Machine learning task are generally categorized into supervised and unsupervised learning methods (Lopez et al, 2018). The unsupervised machine learning methods are useful in finding the patterns present in the genetic (expression) information. However, the data are not labelled in unsupervised machine learning tools. In contrast, supervised machine learning comprises of labelled data used for training the models through computational methods and algorithms (Abdulquader et al, 2020). Further, trained models are used for solving different types of research problems broadly categorized into classification and regression analysis (Liaw and Weiner, 2002). Besides, machine learning algorithms are capable of finding hierarchical order of feature importance, prediction of complex traits, analysis of population genetic drift, location of causal genes for complex diseases and traits (Libbrecht and Noble, 2015).

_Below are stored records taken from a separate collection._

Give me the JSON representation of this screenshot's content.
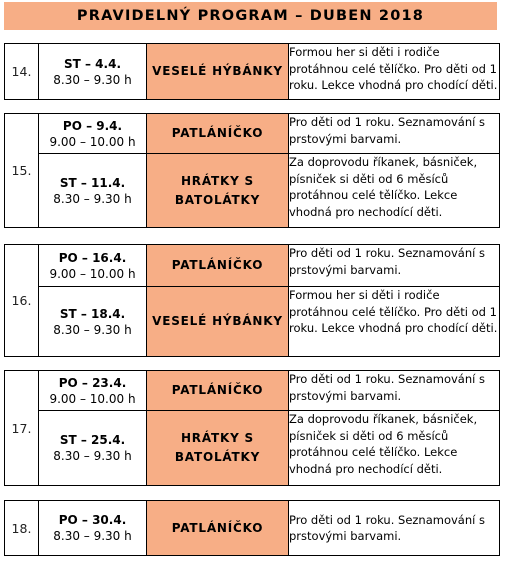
{
  "title": "PRAVIDELNÝ PROGRAM – DUBEN 2018",
  "weeks": [
    {
      "number": "14.",
      "events": [
        {
          "day": "ST – 4.4.",
          "time": "8.30 – 9.30 h",
          "program": "VESELÉ HÝBÁNKY",
          "description": "Formou her si děti i rodiče protáhnou celé tělíčko. Pro děti od 1 roku. Lekce vhodná pro chodící děti."
        }
      ]
    },
    {
      "number": "15.",
      "events": [
        {
          "day": "PO – 9.4.",
          "time": "9.00 – 10.00 h",
          "program": "PATLÁNÍČKO",
          "description": "Pro děti od 1 roku. Seznamování s prstovými barvami."
        },
        {
          "day": "ST – 11.4.",
          "time": "8.30 – 9.30 h",
          "program": "HRÁTKY S BATOLÁTKY",
          "description": "Za doprovodu říkanek, básniček, písniček si děti od 6 měsíců protáhnou celé tělíčko. Lekce vhodná pro nechodící děti."
        }
      ]
    },
    {
      "number": "16.",
      "events": [
        {
          "day": "PO – 16.4.",
          "time": "9.00 – 10.00 h",
          "program": "PATLÁNÍČKO",
          "description": "Pro děti od 1 roku. Seznamování s prstovými barvami."
        },
        {
          "day": "ST – 18.4.",
          "time": "8.30 – 9.30 h",
          "program": "VESELÉ HÝBÁNKY",
          "description": "Formou her si děti i rodiče protáhnou celé tělíčko. Pro děti od 1 roku. Lekce vhodná pro chodící děti."
        }
      ]
    },
    {
      "number": "17.",
      "events": [
        {
          "day": "PO – 23.4.",
          "time": "9.00 – 10.00 h",
          "program": "PATLÁNÍČKO",
          "description": "Pro děti od 1 roku. Seznamování s prstovými barvami."
        },
        {
          "day": "ST – 25.4.",
          "time": "8.30 – 9.30 h",
          "program": "HRÁTKY S BATOLÁTKY",
          "description": "Za doprovodu říkanek, básniček, písniček si děti od 6 měsíců protáhnou celé tělíčko. Lekce vhodná pro nechodící děti."
        }
      ]
    },
    {
      "number": "18.",
      "events": [
        {
          "day": "PO – 30.4.",
          "time": "8.30 – 9.30 h",
          "program": "PATLÁNÍČKO",
          "description": "Pro děti od 1 roku. Seznamování s prstovými barvami."
        }
      ]
    }
  ]
}
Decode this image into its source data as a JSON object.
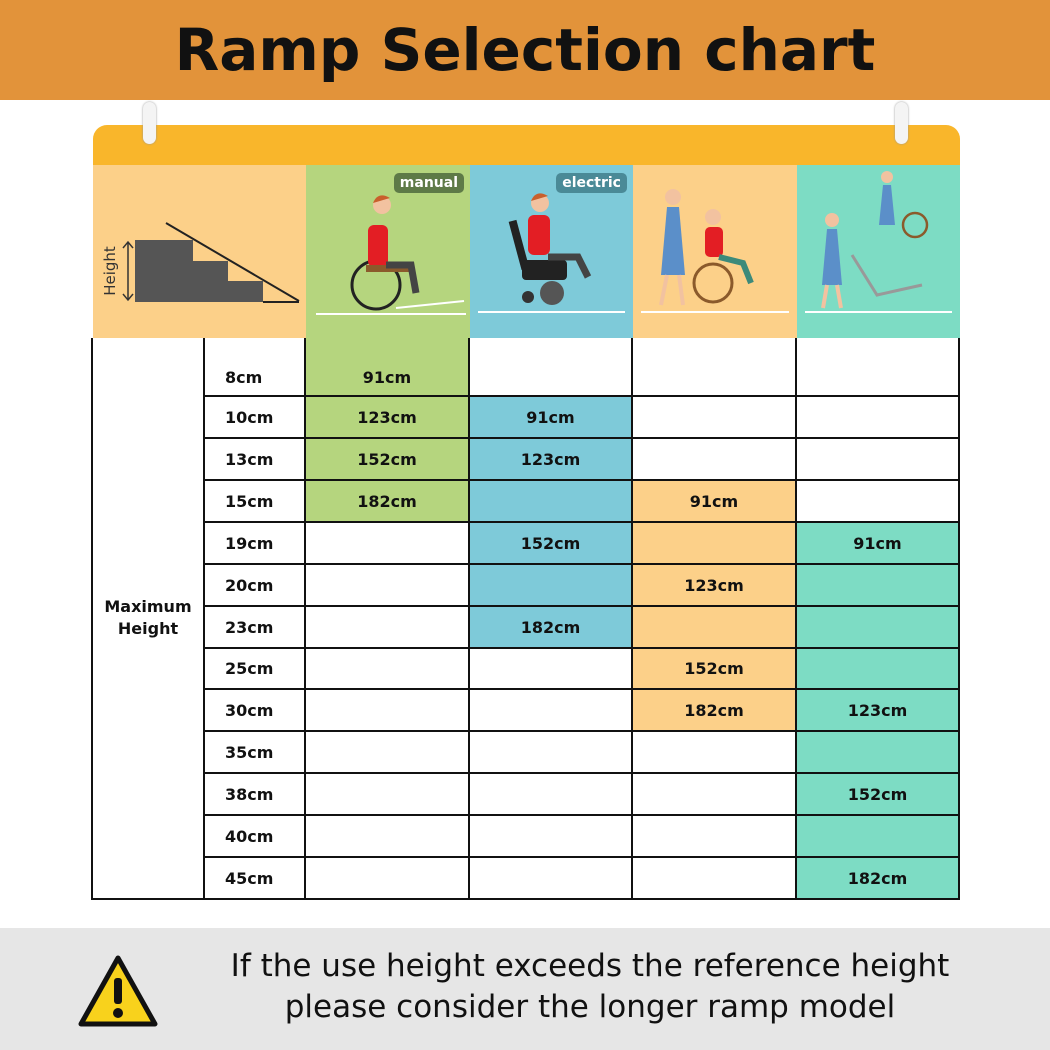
{
  "title": "Ramp Selection chart",
  "colors": {
    "title_bg": "#E2933A",
    "board_top": "#F9B62B",
    "label_bg": "#FCD089",
    "manual": "#B5D57E",
    "electric": "#7ECAD9",
    "attendant": "#FCD089",
    "stair": "#7DDCC4",
    "footer_bg": "#E6E6E6"
  },
  "header": {
    "height_label": "Height",
    "manual_tag": "manual",
    "electric_tag": "electric"
  },
  "chart_data": {
    "type": "table",
    "title": "Ramp Selection chart",
    "row_header": "Maximum Height",
    "columns": [
      "manual",
      "electric",
      "attendant",
      "stair"
    ],
    "rows": [
      {
        "height": "8cm",
        "cells": [
          {
            "fill": true,
            "text": "91cm"
          },
          {
            "fill": false,
            "text": ""
          },
          {
            "fill": false,
            "text": ""
          },
          {
            "fill": false,
            "text": ""
          }
        ]
      },
      {
        "height": "10cm",
        "cells": [
          {
            "fill": true,
            "text": "123cm"
          },
          {
            "fill": true,
            "text": "91cm"
          },
          {
            "fill": false,
            "text": ""
          },
          {
            "fill": false,
            "text": ""
          }
        ]
      },
      {
        "height": "13cm",
        "cells": [
          {
            "fill": true,
            "text": "152cm"
          },
          {
            "fill": true,
            "text": "123cm"
          },
          {
            "fill": false,
            "text": ""
          },
          {
            "fill": false,
            "text": ""
          }
        ]
      },
      {
        "height": "15cm",
        "cells": [
          {
            "fill": true,
            "text": "182cm"
          },
          {
            "fill": true,
            "text": ""
          },
          {
            "fill": true,
            "text": "91cm"
          },
          {
            "fill": false,
            "text": ""
          }
        ]
      },
      {
        "height": "19cm",
        "cells": [
          {
            "fill": false,
            "text": ""
          },
          {
            "fill": true,
            "text": "152cm"
          },
          {
            "fill": true,
            "text": ""
          },
          {
            "fill": true,
            "text": "91cm"
          }
        ]
      },
      {
        "height": "20cm",
        "cells": [
          {
            "fill": false,
            "text": ""
          },
          {
            "fill": true,
            "text": ""
          },
          {
            "fill": true,
            "text": "123cm"
          },
          {
            "fill": true,
            "text": ""
          }
        ]
      },
      {
        "height": "23cm",
        "cells": [
          {
            "fill": false,
            "text": ""
          },
          {
            "fill": true,
            "text": "182cm"
          },
          {
            "fill": true,
            "text": ""
          },
          {
            "fill": true,
            "text": ""
          }
        ]
      },
      {
        "height": "25cm",
        "cells": [
          {
            "fill": false,
            "text": ""
          },
          {
            "fill": false,
            "text": ""
          },
          {
            "fill": true,
            "text": "152cm"
          },
          {
            "fill": true,
            "text": ""
          }
        ]
      },
      {
        "height": "30cm",
        "cells": [
          {
            "fill": false,
            "text": ""
          },
          {
            "fill": false,
            "text": ""
          },
          {
            "fill": true,
            "text": "182cm"
          },
          {
            "fill": true,
            "text": "123cm"
          }
        ]
      },
      {
        "height": "35cm",
        "cells": [
          {
            "fill": false,
            "text": ""
          },
          {
            "fill": false,
            "text": ""
          },
          {
            "fill": false,
            "text": ""
          },
          {
            "fill": true,
            "text": ""
          }
        ]
      },
      {
        "height": "38cm",
        "cells": [
          {
            "fill": false,
            "text": ""
          },
          {
            "fill": false,
            "text": ""
          },
          {
            "fill": false,
            "text": ""
          },
          {
            "fill": true,
            "text": "152cm"
          }
        ]
      },
      {
        "height": "40cm",
        "cells": [
          {
            "fill": false,
            "text": ""
          },
          {
            "fill": false,
            "text": ""
          },
          {
            "fill": false,
            "text": ""
          },
          {
            "fill": true,
            "text": ""
          }
        ]
      },
      {
        "height": "45cm",
        "cells": [
          {
            "fill": false,
            "text": ""
          },
          {
            "fill": false,
            "text": ""
          },
          {
            "fill": false,
            "text": ""
          },
          {
            "fill": true,
            "text": "182cm"
          }
        ]
      }
    ]
  },
  "footer": {
    "icon": "warning-icon",
    "line1": "If the use height exceeds the reference height",
    "line2": "please consider the longer ramp model"
  }
}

Rice is one of the major food crops which are genetically and agronomically adapted to high water requirements (~ 2500–5000 litres of water for 1 kg of paddy) for producing a unit quantity of economic product. Thus, evaluation and improvement of rice varieties in limited/reduced irrigation strategiesfor high genetic gain is becoming an important research area recently because of anticipated effects of climate change (Tuong and Bouman, 2003). Generally it is presumed that multiple abiotic stress tolerance in rice varieties are associated with greater adaptation to growth in unfavourable ecologies such as limited water availability or rainfed cultivation. Previously several major genes, quantitative trait loci, genes under linkage disequilibrium associated with abiotic stress tolerance were identified for regulating drought tolerance in rice (Bernier et al, 2007). However, though major genes and pathways are well characterized for individual abiotic stresses in rice namely drought and salinity, overall common mechanism regulating abiotic stress tolerance needs to be understood with higher degree of clarity for finding novel solutions to address the requirement of higher yield under rainfed drought prone conditions. In the present work, gene expression data of multiple abiotic stresses were analyzed using machine learning models for the identification of genes and pathways capable of classifying the stress and non-stress (control) conditions in rice.